5. Gaya hidup bisa menjebak
Salah satu cara yang digunakan fiskus untuk melihat apakah WP jujur atau tidak adalah dari biaya hidup wajib pajak, termasuk data perbankan.
Banyak masyarakat Indonesia memiliki penghasilan di luar penghasilan utamanya. Apalagi, dengan menjamurnya bisnis reseller secara online saat ini, membuat seseorang bisa memilik usaha sampingan yang menjanjikan.
Penghasilan tambahan itu kadang kala digunakan untuk memenuhi gaya hidup yang bisa menimbulkan kecurigaan fiskus. Mulai dari cicilan rumah, mobil, dan pengeluaran lain.
6. Hati-hati harta warisan
Harta warisan tidak menjadi objek pajak, tetapi Anda harus melaporkan dalam SPT.
Sebab, jika warisan itu tidak dilaporkan, maka penghitungan pajak Anda bisa dicurigai oleh fiskus karena tidak sesuai dengan profil WP.
7. Harta tax amnesty harus dilaporkan
Staf Ahli Menteri Keuangan Bidang Kepatuhan Pajak Suryo Utomo menjelaskan, peserta tax amnesty yang masuk dalam kategori pelaku usaha UMKM tidak diwajibkan melaporkan hartanya.
Tetapi mereka harus mencantumkan harta yang sudah didaftarkan dalam tax amnesty dalam SPT.
"Di SPT itu ada lampiran penempatan harta. Bagi yang ikut tax amnesty wajib menyertakan laporan penempatan harta," katanya.
Begitu juga peserta tax amnesty yang hanya mendeklarasikan hartanya di luar negeri diwajibkan untuk melaporkan penempatan hartanya.
"Tujuannya kita hanya pastikan agar duit yang masuk dan dideklarasikan tidak lari lagi ke luar negeri.
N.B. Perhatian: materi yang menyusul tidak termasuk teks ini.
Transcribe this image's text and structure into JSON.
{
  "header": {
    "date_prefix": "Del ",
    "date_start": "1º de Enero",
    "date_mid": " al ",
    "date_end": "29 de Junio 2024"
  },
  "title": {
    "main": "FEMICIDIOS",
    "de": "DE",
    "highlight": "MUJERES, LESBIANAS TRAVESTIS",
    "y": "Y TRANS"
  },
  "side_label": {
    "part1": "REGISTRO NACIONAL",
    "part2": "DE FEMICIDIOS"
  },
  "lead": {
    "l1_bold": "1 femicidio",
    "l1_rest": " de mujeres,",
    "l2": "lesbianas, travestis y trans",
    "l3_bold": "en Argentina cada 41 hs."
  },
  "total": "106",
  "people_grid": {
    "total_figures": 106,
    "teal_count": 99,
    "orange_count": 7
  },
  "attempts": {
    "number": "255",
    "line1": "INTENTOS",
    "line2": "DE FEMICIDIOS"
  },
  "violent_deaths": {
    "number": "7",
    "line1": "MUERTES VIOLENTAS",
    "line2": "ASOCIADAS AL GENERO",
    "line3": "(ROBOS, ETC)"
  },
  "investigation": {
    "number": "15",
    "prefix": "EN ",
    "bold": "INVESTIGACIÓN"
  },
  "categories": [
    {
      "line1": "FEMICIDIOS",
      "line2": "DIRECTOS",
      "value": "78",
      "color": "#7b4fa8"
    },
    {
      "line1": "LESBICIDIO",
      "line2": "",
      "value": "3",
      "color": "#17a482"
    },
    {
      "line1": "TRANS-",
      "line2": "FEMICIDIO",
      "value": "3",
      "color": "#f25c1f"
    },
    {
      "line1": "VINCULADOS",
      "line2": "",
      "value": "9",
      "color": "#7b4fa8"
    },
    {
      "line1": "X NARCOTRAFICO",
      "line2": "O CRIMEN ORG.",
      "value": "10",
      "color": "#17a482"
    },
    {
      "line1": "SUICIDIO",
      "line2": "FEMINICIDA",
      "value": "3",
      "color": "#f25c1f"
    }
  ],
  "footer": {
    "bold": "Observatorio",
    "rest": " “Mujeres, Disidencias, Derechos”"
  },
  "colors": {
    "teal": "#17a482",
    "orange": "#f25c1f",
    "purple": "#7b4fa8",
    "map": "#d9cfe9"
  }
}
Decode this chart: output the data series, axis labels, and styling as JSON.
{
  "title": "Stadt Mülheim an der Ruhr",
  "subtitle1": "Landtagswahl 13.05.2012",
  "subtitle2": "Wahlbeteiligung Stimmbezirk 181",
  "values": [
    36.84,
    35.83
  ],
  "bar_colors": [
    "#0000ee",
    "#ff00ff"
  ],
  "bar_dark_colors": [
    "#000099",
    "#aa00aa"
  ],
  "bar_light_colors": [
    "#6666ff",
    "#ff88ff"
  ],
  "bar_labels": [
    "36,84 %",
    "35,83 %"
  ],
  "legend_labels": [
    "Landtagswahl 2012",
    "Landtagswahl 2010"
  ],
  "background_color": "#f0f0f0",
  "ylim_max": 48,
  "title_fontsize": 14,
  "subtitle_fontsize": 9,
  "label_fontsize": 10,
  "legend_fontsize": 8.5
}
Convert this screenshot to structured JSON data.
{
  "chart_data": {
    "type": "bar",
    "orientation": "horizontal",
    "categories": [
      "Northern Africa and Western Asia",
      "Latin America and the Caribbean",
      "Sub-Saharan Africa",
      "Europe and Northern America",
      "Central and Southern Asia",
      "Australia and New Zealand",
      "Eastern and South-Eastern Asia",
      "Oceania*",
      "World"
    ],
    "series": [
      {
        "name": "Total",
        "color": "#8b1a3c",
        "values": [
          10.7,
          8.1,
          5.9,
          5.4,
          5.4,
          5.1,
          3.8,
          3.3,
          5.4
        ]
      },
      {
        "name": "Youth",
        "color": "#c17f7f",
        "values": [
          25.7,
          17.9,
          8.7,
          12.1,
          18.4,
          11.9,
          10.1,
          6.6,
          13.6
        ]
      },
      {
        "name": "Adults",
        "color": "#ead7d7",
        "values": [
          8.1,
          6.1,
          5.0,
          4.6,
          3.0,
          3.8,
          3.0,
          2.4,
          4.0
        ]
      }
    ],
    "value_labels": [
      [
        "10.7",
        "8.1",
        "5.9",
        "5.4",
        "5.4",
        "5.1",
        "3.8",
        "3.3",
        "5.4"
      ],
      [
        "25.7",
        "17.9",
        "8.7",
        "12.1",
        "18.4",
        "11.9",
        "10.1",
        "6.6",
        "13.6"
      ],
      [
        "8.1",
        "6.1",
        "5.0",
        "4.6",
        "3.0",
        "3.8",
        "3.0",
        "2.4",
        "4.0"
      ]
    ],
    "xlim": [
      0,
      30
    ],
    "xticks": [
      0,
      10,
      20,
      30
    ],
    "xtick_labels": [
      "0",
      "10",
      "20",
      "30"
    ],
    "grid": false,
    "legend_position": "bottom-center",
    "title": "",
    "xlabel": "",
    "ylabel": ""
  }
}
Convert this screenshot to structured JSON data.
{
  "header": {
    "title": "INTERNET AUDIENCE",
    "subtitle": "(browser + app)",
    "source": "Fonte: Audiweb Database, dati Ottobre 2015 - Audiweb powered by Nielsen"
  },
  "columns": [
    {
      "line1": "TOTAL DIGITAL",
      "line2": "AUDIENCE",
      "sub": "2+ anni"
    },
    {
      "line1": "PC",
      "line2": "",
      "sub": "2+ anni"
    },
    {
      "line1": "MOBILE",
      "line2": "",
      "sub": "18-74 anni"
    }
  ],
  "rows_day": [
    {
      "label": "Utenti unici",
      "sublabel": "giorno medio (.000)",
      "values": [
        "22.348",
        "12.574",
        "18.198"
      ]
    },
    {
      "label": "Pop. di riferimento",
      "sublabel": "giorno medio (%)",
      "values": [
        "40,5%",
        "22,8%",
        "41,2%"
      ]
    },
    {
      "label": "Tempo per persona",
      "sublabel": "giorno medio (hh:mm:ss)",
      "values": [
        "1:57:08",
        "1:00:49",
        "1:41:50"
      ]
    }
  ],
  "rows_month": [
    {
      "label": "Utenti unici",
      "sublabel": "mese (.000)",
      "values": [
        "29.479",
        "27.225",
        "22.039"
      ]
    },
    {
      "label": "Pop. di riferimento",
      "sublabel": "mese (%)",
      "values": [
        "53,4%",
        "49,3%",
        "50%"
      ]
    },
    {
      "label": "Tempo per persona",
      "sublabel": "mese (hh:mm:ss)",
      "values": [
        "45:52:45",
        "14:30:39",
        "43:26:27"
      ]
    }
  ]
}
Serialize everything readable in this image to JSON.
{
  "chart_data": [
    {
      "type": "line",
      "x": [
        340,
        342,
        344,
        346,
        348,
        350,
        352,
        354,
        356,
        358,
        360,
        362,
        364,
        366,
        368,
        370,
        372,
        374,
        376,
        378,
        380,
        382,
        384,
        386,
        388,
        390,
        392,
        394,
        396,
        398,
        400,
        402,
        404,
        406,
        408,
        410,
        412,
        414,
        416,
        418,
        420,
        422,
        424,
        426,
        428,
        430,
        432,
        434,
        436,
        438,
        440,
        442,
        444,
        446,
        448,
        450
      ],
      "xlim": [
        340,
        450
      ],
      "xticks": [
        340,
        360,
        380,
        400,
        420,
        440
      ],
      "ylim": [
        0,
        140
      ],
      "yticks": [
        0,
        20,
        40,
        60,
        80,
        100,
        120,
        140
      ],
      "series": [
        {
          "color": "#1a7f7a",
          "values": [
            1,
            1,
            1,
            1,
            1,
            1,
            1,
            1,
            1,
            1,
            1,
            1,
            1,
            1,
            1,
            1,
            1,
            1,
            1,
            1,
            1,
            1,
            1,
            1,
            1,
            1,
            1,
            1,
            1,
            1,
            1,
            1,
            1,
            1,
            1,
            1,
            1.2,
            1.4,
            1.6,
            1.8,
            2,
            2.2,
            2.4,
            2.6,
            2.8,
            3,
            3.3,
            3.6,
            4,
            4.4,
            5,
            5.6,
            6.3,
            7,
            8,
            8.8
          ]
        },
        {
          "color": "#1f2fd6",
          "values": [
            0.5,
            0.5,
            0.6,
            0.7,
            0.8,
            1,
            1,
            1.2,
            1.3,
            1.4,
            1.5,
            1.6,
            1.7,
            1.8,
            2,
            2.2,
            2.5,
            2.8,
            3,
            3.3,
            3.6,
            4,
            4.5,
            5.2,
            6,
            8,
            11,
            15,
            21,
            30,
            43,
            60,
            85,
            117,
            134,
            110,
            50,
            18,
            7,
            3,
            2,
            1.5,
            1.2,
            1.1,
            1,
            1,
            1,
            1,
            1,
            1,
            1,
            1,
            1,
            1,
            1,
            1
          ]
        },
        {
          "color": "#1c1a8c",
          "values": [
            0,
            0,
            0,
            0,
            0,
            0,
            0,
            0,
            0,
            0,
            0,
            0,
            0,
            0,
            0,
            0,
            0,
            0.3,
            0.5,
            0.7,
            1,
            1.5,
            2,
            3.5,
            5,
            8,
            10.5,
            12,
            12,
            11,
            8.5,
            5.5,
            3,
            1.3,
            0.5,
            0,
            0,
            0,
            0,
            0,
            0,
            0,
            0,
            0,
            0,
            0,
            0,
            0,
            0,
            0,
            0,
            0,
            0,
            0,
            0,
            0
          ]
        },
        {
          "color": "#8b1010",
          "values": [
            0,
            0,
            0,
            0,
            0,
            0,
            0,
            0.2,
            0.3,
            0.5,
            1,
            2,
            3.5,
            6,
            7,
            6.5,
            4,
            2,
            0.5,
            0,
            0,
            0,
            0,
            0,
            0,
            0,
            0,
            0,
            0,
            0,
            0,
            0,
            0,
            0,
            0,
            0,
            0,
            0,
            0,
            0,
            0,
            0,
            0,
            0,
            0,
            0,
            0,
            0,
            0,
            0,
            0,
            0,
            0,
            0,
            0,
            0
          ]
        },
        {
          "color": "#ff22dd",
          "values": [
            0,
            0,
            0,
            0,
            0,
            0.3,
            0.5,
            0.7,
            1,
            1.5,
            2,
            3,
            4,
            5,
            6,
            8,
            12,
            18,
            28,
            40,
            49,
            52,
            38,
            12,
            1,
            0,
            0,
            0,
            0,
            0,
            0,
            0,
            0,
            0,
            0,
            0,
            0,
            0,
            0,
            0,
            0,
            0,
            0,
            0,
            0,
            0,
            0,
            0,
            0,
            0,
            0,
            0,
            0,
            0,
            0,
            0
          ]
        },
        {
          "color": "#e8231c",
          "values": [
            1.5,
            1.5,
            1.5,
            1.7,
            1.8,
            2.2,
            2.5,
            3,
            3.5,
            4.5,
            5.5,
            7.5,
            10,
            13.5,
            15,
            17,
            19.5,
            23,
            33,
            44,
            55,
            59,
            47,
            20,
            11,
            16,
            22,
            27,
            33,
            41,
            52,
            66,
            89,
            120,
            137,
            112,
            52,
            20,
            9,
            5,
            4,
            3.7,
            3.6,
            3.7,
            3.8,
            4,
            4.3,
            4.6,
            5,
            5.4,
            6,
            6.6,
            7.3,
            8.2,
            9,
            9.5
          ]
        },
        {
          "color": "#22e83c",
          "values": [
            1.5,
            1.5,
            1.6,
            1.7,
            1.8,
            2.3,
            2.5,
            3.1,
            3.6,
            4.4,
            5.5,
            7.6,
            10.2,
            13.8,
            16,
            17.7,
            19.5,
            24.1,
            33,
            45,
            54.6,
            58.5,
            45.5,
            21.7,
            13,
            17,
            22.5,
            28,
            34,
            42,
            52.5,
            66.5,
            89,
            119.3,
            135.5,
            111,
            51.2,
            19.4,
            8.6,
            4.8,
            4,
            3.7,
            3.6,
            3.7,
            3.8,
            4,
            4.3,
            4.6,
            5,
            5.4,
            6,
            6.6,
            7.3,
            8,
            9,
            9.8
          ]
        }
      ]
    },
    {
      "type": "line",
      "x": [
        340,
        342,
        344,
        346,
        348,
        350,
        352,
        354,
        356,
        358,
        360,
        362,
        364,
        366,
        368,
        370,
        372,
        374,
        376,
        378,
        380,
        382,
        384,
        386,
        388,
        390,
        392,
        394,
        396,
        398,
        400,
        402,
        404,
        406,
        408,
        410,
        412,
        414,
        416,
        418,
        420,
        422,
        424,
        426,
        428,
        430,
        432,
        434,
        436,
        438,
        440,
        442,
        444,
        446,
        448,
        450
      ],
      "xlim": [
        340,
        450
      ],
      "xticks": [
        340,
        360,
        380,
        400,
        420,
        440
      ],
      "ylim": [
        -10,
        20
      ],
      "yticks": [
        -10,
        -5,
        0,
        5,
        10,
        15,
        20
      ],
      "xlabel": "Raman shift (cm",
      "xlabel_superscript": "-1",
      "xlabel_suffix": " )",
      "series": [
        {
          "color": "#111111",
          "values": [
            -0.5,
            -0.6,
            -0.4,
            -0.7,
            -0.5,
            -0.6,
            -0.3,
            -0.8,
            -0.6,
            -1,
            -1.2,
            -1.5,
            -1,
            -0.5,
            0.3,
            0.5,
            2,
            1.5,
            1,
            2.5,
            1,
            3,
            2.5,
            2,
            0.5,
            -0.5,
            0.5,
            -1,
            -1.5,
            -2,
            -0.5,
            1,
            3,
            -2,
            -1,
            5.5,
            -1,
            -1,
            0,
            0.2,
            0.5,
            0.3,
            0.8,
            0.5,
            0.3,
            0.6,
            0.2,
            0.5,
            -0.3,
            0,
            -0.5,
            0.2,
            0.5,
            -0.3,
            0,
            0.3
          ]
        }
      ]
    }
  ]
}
Kan awalnya uang itu agar dimanfaatkan di dalam negeri," tuturnya.
Tidak ada sanksi khusus yang disiapkan bagi peserta tax amnesty yang tidak melaporkan penempatan hartanya.
Ditjen Pajak hanya akan melakukan peneguran, jika tidak ada klarifikasi maka Ditjen Pajak akan melakukan pemeriksaan.
8. Kalau jujur kenapa takut?
Inti dari PMK 15/2018 ini adalah agar wajib pajak tidak mencari berbagai cara untuk menghindari kewajiban pajak.
Setelah tax amnesty diterapkan, semestinya hal itu menjadi momentum bagi para wajib pajak untuk jujur dan tidak berupaya mengemplang pajak lagi.
Karena itu, kata Yustinus Prastowo, jika WP jujur dengan penghasilannya, kenapa harus takut?
Aturan abu-abu
Beleid baru yang diteken Menteri Keuangan Sri Mulyani ini memang menimbulkan pro dan kontra serta meresahkan para pengusaha.
Ketua Himpunan Pengusaha Muda Indonesia (Hipmi) bidang Tax Center Ajib Hamdani mengingatkan, aturan PMK terbaru ini sepatutnya hanya bersifat alternatif atau data sekunder.
Dia meminta dalam penetapan berapa besaran peredaran bruto atau omset, data primer yakni laporan keuangan harus menjadi rujukan utama.
"Agak kurang fair bila hanya mengandalkan analisis hitungan secara matematika. Soalnya, jika metode yang digunakan kurang pas, maka malah berpotensi menghasilkan output yang tidak pas pula, atau malah tidak mencerminkan keadaan sebenarnya," jelas Ajib.
Dia mencontohkan, perihal benchmarking, data pembanding yang dijadikan rujukan, belum tentu sama serata atau apple to apple dengan kondisi wajib pajak yang ada.
"Banyak faktor bisa menjadi pembeda, seperti skala bisnis, jumlah produksi, harga jual, harga beli, dan lain-lain," jelas Ajib.
Wakil Ketua Komite Tetap Bidang Perpajakan Kadin Indonesia Herman Juwono mengatakan, aturan ini merupakan lahan yang abu-abu.
"Ini bisa pro dan kontra. Antara self assessment versus tax official assessment. Itu dari falsafah perpajakan. Dari segi legal, itu tidak legal," kata Herman.